そんな物騒な言葉で元交際相手を脅し、3月27日から29日にかけて自宅に監禁していたとして、警視庁綾瀬署は愛知県名古屋市花塚町の無職・浅野真一容疑者(34)を監禁容疑で今月29日に現行犯逮捕した。27日の深夜、都内に暮らす被害女性は元の交際相手である浅野真一容疑者のもとに荷物を取りに行ったところ、先のような言葉で脅され、復縁するように強要。29日の昼頃まで監禁されたという。

警視庁の発表によると、もともと都内に暮らしていた浅野真一容疑者は、被害者の女性と交際中に名古屋市に転居していた。

被害者女性は、監禁されている最中の28日午後6時頃、無料通信アプリLINE(ライン)を使って浅野真一容疑者がトイレに入っている隙に、知人男性宛に「助けて。最後のメールになるかもしれない」とメッセージを発信。それを受けた男性が警察に通報したことから事件は発覚していた。その後、警視庁綾瀬署員が29日の昼頃に容疑者宅を訪れ、被害者の安全を確認し、逮捕したものとみられている。

浅野真一容疑者は容疑について、「そのようなことはしていない」と否認している。

被害者女性の怪我なども発表されていないことから、一件落着だったかに見えるこの事件。しかし、本誌解説員でジャーナリストの竹村明氏には、〝腑に落ちない〟点があるという。

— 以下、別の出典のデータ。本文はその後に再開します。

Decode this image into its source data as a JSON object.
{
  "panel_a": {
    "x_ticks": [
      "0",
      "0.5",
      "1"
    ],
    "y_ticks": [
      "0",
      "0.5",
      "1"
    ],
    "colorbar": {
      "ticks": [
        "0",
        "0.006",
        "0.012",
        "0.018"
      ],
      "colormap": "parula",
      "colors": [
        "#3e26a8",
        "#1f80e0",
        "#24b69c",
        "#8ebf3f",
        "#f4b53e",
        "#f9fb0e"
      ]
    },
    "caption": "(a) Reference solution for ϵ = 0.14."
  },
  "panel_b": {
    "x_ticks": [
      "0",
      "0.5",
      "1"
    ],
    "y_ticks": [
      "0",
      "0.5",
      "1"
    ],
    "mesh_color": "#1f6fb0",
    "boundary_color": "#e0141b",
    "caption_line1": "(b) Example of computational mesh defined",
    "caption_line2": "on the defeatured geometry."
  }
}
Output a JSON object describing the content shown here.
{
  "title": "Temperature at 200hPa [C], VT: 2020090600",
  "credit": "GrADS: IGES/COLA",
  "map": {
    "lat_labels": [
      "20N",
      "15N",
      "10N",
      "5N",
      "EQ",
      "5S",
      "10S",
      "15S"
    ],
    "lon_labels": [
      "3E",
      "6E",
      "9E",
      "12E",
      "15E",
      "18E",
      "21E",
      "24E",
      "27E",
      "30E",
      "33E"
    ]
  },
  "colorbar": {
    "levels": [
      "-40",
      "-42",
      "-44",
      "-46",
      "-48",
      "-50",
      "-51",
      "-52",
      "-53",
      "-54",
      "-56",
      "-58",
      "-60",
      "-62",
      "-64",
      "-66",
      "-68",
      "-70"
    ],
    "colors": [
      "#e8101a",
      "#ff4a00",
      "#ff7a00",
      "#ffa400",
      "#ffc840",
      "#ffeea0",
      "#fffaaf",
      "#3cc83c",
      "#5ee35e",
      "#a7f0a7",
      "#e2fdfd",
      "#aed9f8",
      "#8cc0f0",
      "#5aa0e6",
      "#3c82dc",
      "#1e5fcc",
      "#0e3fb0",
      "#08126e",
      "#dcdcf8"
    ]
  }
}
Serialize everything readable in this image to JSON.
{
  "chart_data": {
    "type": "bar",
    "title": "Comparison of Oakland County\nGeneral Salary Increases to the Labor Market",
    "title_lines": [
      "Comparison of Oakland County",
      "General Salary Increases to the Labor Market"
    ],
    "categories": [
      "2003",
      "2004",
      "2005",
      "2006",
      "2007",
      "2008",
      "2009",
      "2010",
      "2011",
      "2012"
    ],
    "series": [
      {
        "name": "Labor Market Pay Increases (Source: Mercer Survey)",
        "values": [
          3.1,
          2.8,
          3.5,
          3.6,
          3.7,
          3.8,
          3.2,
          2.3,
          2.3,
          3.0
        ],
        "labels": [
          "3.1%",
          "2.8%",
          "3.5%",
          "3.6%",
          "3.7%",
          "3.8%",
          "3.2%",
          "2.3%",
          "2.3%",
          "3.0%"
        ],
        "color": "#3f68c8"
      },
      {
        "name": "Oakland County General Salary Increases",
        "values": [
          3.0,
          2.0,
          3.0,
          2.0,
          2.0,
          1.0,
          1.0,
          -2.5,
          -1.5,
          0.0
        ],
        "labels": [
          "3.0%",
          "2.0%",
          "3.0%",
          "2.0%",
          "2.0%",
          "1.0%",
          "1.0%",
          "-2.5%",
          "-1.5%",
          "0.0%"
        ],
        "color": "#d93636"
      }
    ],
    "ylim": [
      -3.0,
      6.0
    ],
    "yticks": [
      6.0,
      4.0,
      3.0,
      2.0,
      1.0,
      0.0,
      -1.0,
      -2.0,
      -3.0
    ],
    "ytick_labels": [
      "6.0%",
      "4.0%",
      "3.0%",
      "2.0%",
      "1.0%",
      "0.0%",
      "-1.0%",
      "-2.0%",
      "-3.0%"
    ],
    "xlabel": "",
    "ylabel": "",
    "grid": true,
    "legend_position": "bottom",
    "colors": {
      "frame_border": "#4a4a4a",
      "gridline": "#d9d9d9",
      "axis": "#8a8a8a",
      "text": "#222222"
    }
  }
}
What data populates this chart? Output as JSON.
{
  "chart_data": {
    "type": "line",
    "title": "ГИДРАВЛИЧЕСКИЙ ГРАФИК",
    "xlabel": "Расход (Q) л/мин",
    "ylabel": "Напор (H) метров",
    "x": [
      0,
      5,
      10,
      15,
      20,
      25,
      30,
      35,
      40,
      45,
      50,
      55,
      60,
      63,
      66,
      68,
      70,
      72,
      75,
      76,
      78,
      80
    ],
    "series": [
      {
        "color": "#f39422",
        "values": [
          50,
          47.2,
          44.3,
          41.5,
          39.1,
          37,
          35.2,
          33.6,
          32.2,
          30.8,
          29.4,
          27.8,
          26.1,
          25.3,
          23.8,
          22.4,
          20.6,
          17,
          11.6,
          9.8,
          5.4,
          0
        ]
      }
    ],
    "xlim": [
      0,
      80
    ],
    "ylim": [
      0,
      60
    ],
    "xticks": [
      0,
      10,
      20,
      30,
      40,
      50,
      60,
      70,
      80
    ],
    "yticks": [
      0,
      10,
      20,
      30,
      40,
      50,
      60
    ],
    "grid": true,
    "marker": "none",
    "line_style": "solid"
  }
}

「被害者の知人男性を通じて通報を受けてのからの、警察の初動捜査が遅すぎると感じました。普通、このような事件では、警視庁が通報を受けたら管轄の警察にまず連絡を入れて、被害者の無事、または事件性があるのかどうかの確認をしなくてはいけません。日本では広域捜査というのがあります。警察組織は都道府県を境に分けていることから、犯罪に的確に対応するためには、各都道府県警察が相互に緊密に連携して捜査を行うことが重要です。このような捜査体制が敷かれる前は、管轄を超えれば大丈夫だという犯罪が多く見られたのです。今では警察法第59条(協力の義務)、 第60条(援助の要求)で問題なく行われているはずなのですが。今回に限って言えば、それが行われていたのかどうか、疑問が残ります」

知人男性からの通報が遅れたのかどうかなどは明らかになってはいない。しかし、28日に通報を受けてから容疑者を逮捕する29日まで、1日の空白があったことは間違いない。無事だったから良かったものの、「何か起こっていたら…」と思わずにはいられない事件である。